Powell Reloaded, German gas alarm, unemployed demands

© Reuters.

By Geoffrey Smith

Investing.com – Federal Reserve Chairman Jerome Powell is taking to the House for another day of congressional testimony as monetary tightening continues from the Philippines to Norway and, most likely, Egypt and Mexico. Germany is sounding the alarm about natural gas supplies after Russia has shut down taps, and the effects of the Ukraine war are taking an ever-increasing toll on the French and German economies. Unemployment claims are due, as are earnings from Accenture (NYSE :), Darden Restaurants (NYSE :), Rite Aid (NYSE 🙂 and – after the clock – FedEx (NYSE :). And the government’s oil inventory data is delayed by technical problems. Here’s what you need to know in the financial markets on Thursday, June 23rd.

1. Powell returns to Congress; interest rate rises continue around the world

The Federal Reserve chairman goes to the House of Representatives on the second day of his regular testimony about the state of the U.S. economy. Powell told the Senate on Wednesday that they have risen, but that the central bank will still prioritize getting the highest inflation down in a generation.

Powell will take his place minutes after this week’s update on, which has been on a cautious trend, but nonetheless clearly upward in recent weeks.

Elsewhere, the tightening of monetary policy around the world continued, with Norway’s central bank at 50 basis points to 1.25%, more than expected. It also raised, but only by 25 basis points, while keeping the key policy rate stable.

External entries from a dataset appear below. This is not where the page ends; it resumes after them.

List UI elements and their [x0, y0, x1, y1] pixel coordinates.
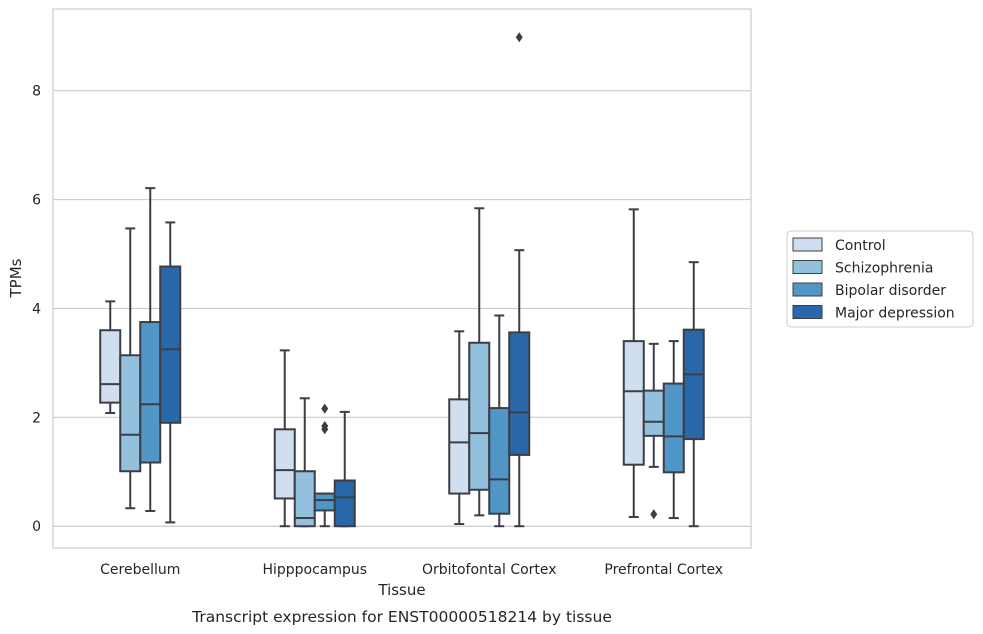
iqr-box — [682, 328, 705, 441]
legend-swatch — [792, 282, 823, 297]
legend-items: Control Schizophrenia Bipolar disorder Majo… — [792, 237, 955, 322]
legend-label: Major depression — [835, 306, 955, 322]
legend-swatch — [792, 260, 823, 274]
y-axis-title: TPMs — [7, 258, 25, 298]
box-schizophrenia — [293, 397, 316, 528]
outlier-point — [650, 509, 658, 520]
x-tick-label: Hipppocampus — [262, 562, 367, 578]
box-bipolar-disorder — [313, 403, 336, 528]
iqr-box — [273, 428, 296, 500]
iqr-box — [642, 389, 665, 437]
box-control — [99, 300, 122, 414]
y-tick-label: 0 — [32, 519, 41, 535]
iqr-box — [662, 382, 685, 474]
x-axis-title: Tissue — [377, 581, 425, 599]
box-control — [622, 208, 645, 518]
iqr-box — [139, 321, 162, 464]
box-major-depression — [508, 32, 531, 528]
x-tick-label: Prefrontal Cortex — [604, 562, 723, 578]
legend-frame — [786, 230, 974, 328]
chart-caption: Transcript expression for ENST0000051821… — [191, 608, 612, 626]
box-schizophrenia — [642, 342, 665, 520]
x-tick-label: Orbitofontal Cortex — [422, 562, 557, 578]
iqr-box — [159, 265, 182, 424]
x-tick-label: Cerebellum — [100, 562, 180, 578]
outlier-point — [321, 403, 329, 414]
legend-label: Schizophrenia — [835, 261, 933, 277]
box-major-depression — [333, 410, 356, 528]
y-tick-label: 6 — [32, 193, 41, 209]
iqr-box — [488, 407, 511, 515]
box-bipolar-disorder — [488, 314, 511, 528]
y-tick-labels: 0 2 4 6 8 — [32, 84, 41, 536]
y-tick-label: 4 — [32, 301, 41, 317]
box-bipolar-disorder — [139, 187, 162, 512]
box-schizophrenia — [468, 207, 491, 517]
box-layer — [99, 32, 705, 528]
box-major-depression — [682, 261, 705, 528]
box-schizophrenia — [119, 227, 142, 510]
legend: Control Schizophrenia Bipolar disorder Majo… — [786, 230, 974, 328]
iqr-box — [468, 341, 491, 491]
box-bipolar-disorder — [662, 340, 685, 520]
outlier-point — [321, 421, 329, 432]
plot-frame — [52, 8, 752, 549]
iqr-box — [333, 479, 356, 528]
legend-label: Control — [835, 238, 886, 254]
box-major-depression — [159, 221, 182, 524]
legend-swatch — [792, 237, 823, 252]
y-tick-label: 8 — [32, 84, 41, 100]
iqr-box — [622, 340, 645, 466]
box-control — [273, 349, 296, 528]
iqr-box — [313, 492, 336, 512]
iqr-box — [99, 329, 122, 404]
box-control — [448, 330, 471, 526]
iqr-box — [448, 398, 471, 495]
iqr-box — [119, 354, 142, 473]
legend-swatch — [792, 305, 823, 319]
legend-label: Bipolar disorder — [835, 283, 946, 299]
outlier-point — [515, 32, 523, 43]
x-tick-labels: Cerebellum Hipppocampus Orbitofontal Corte… — [100, 562, 723, 578]
iqr-box — [508, 331, 531, 456]
y-tick-label: 2 — [32, 410, 41, 426]
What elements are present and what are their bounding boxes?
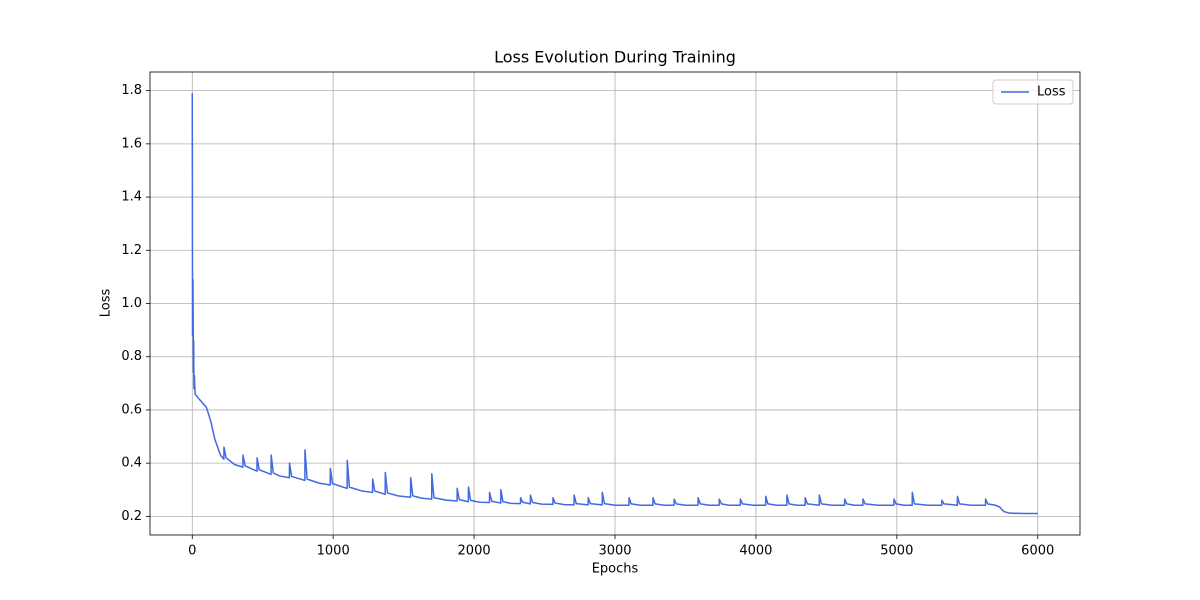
legend-box bbox=[992, 79, 1074, 105]
y-axis-label: Loss bbox=[99, 289, 114, 318]
x-tick-label: 0 bbox=[188, 544, 196, 559]
x-tick-label: 6000 bbox=[1021, 544, 1054, 559]
plot-frame bbox=[149, 71, 1081, 536]
x-tick-label: 2000 bbox=[458, 544, 491, 559]
y-tick-label: 1.6 bbox=[121, 136, 142, 151]
x-tick-label: 4000 bbox=[739, 544, 772, 559]
x-axis-label: Epochs bbox=[592, 562, 639, 577]
y-tick-label: 0.2 bbox=[121, 509, 142, 524]
y-tick-label: 1.8 bbox=[121, 83, 142, 98]
y-tick-label: 1.2 bbox=[121, 243, 142, 258]
chart-title: Loss Evolution During Training bbox=[494, 48, 736, 67]
x-tick-label: 3000 bbox=[598, 544, 631, 559]
x-tick-label: 5000 bbox=[880, 544, 913, 559]
x-tick-label: 1000 bbox=[317, 544, 350, 559]
y-tick-label: 1.0 bbox=[121, 296, 142, 311]
y-tick-label: 0.4 bbox=[121, 456, 142, 471]
legend-label: Loss bbox=[1037, 85, 1066, 100]
loss-line bbox=[191, 93, 1038, 515]
y-tick-label: 1.4 bbox=[121, 190, 142, 205]
y-tick-label: 0.6 bbox=[121, 402, 142, 417]
y-tick-label: 0.8 bbox=[121, 349, 142, 364]
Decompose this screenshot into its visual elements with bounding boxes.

The central banks in and are expected to raise by 50 and 75 basis points, respectively, when they meet later.

2. Germany sounds gas alarm

hit a new three-month high as Germany’s natural gas supply, activating the second phase of a three-part plan to ensure security of supply.

The move formalizes other actions already taken by Berlin in recent days in response to a 60% cut in Russian gas supply for reasons the government sees as politically motivated. But the government will not immediately activate a provision that would have allowed supplies to pass on price increases prior to contractually permitted adjustments.

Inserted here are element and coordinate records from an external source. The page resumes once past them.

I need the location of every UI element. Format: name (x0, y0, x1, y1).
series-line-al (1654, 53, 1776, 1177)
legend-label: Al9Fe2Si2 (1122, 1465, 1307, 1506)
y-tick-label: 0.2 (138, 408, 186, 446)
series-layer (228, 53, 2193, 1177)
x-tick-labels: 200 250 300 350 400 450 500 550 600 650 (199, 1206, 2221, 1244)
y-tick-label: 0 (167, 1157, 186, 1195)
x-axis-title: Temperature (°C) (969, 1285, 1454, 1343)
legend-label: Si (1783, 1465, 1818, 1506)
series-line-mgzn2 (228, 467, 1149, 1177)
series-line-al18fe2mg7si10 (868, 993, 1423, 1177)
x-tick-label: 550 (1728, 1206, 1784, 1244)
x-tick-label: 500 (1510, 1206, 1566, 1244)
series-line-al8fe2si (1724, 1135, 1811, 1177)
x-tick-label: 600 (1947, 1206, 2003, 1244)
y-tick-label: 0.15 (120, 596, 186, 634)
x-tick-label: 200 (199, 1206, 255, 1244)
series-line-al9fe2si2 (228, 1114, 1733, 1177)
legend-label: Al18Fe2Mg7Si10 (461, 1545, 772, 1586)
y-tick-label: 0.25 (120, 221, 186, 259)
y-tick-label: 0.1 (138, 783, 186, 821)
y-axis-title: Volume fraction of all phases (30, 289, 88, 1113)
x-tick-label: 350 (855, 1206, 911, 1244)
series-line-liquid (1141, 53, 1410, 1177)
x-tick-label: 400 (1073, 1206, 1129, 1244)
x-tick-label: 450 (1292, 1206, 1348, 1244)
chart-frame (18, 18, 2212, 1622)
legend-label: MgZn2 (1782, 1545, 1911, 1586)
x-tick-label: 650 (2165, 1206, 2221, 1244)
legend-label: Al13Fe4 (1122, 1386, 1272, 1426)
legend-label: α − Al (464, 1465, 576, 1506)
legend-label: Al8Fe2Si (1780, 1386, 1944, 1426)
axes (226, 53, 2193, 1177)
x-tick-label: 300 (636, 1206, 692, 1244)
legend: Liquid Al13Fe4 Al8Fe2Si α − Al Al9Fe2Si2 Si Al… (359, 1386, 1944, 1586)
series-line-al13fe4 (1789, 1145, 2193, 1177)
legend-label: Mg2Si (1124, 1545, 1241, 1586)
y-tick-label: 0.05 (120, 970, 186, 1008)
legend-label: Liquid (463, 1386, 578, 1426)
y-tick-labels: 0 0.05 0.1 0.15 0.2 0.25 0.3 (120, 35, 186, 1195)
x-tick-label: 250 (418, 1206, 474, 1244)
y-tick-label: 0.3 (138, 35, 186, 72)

The news comes at a time when the EU will formally invite Ukraine – or what’s left of it – to join the bloc. Russian artillery attacks have intensified over the past week and have damaged two grain export terminals owned by Canadian and American companies in the port city of Mykolaiv. Ukrainian publications also reported that the Russians have dismantled and removed the largest photovoltaic plant in Ukraine, a 50 megawatt installation called TokMak.

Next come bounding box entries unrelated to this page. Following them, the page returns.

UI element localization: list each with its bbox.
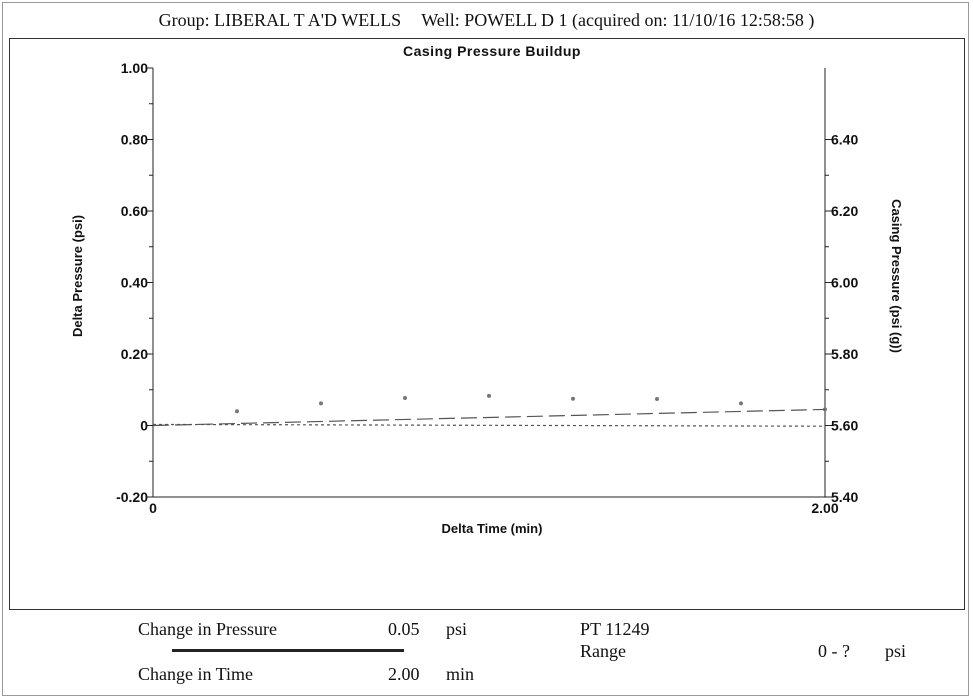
- trend-line: [152, 408, 826, 427]
- footer-divider: [172, 649, 404, 652]
- change-time-label: Change in Time: [138, 664, 254, 684]
- y2-tick-label: 6.40: [831, 132, 858, 148]
- y-tick-label: 1.00: [121, 60, 148, 76]
- range-label: Range: [580, 641, 626, 661]
- chart-box: Casing Pressure Buildup -0.20 0 0.20 0.40 0.…: [9, 38, 965, 610]
- ticks-layer: -0.2000.200.400.600.801.005.405.605.806.…: [116, 60, 858, 516]
- y2-tick-label: 6.00: [831, 275, 858, 291]
- chart-title: Casing Pressure Buildup: [403, 43, 581, 59]
- y-axis-title: Delta Pressure (psi): [70, 215, 85, 337]
- x-axis-title: Delta Time (min): [442, 521, 543, 536]
- series-layer: [152, 393, 827, 427]
- chart-canvas: Casing Pressure Buildup -0.2000.200.400.…: [70, 43, 904, 536]
- change-pressure-value: 0.05: [388, 619, 420, 639]
- change-pressure-label: Change in Pressure: [138, 619, 277, 639]
- well-label: Well: POWELL D 1 (acquired on: 11/10/16 …: [421, 10, 815, 30]
- y-tick-label: 0: [140, 418, 148, 434]
- data-point: [235, 409, 239, 414]
- y2-tick-label: 5.40: [831, 489, 858, 505]
- x-tick-label: 0: [149, 500, 157, 516]
- y2-tick-label: 5.80: [831, 346, 858, 362]
- y2-tick-label: 6.20: [831, 203, 858, 219]
- range-unit: psi: [885, 641, 907, 661]
- data-point: [655, 397, 659, 402]
- y-tick-label: 0.60: [121, 203, 148, 219]
- x-tick-label: 2.00: [811, 500, 838, 516]
- pt-label: PT 11249: [580, 619, 650, 639]
- y-tick-label: 0.80: [121, 132, 148, 148]
- change-pressure-unit: psi: [446, 619, 468, 639]
- data-point: [571, 396, 575, 401]
- y-tick-label: -0.20: [116, 489, 148, 505]
- y2-tick-label: 5.60: [831, 418, 858, 434]
- change-time-unit: min: [446, 664, 475, 684]
- chart-header: Group: LIBERAL T A'D WELLS Well: POWELL D…: [0, 10, 973, 31]
- y-tick-label: 0.20: [121, 346, 148, 362]
- baseline-line: [152, 423, 826, 427]
- y2-axis-title: Casing Pressure (psi (g)): [889, 199, 904, 353]
- data-point: [403, 395, 407, 400]
- y-tick-label: 0.40: [121, 275, 148, 291]
- range-value: 0 - ?: [818, 641, 850, 661]
- data-point: [487, 393, 491, 398]
- data-point: [739, 401, 743, 406]
- data-point: [319, 401, 323, 406]
- group-label: Group: LIBERAL T A'D WELLS: [158, 10, 402, 30]
- change-time-value: 2.00: [388, 664, 420, 684]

Stocks set to open higher; Accenture, Darden, FedEx earnings are due

US stock markets are set to open moderately higher as investors adjust to the latest comment on the economic outlook from Powell and others.

At 06:15 AM ET (1015 GMT), 41 points rose, or 0.1%, while rising 0.3% and rising 0.7%. All three had fallen by between 0.1% and 0.2% after Powell’s first day of testimony.

Shares that are likely to be in focus include Accenture and Darden Restaurants, both of which report earnings before opening. They will provide an insight into current trends in business investment and consumer spending, respectively. FedEx, a watchdog in online shopping and the remote economy in general, reports after closing.

4. The European economy is further slowed down; UK midterm eyed

Business activity in the eurozone in June as rising inflation and rising interest rates took a bite out of demand and worsened the economic outlook.

S&P Global’s flash June – which combines data from the currency block’s service and manufacturing sectors – fell to 51.9 points, down from 54.8 in May, and below analyst estimates.

S&P also said the UK economy was “” in line with business expectations weakening to their lowest level in almost a year and a half. The latest in a series of weak UK data comes ahead of two by-elections later Thursday, which are expected to show a big swing against the ruling Conservative party.

5. Oil drop after sharp rise in API stocks, optimistic Iranian comments; EIA data delayed

Crude oil prices fell due to optimistic voices from Tehran about the prospect of an agreement that could see Western sanctions lifted, leveling the way for world markets for Iranian exports.

At 6:25 AM ET, futures had fallen 0.8% to $ 105.39 per share. barrel, while falling 0.7% to $ 110.98 per barrel. barrel.

There was more bad news for European fuel suppliers in the past when TotalEnergies (EPA 🙂 was forced to close its Donges refinery in France. Elsewhere, the U.S. government said the Energy Information Administration’s weekly inventory data will be delayed due to technical issues. Parallel data from the oil and gas industry body on Wednesday had shown the largest weekly increase in crude oil inventories in over two months.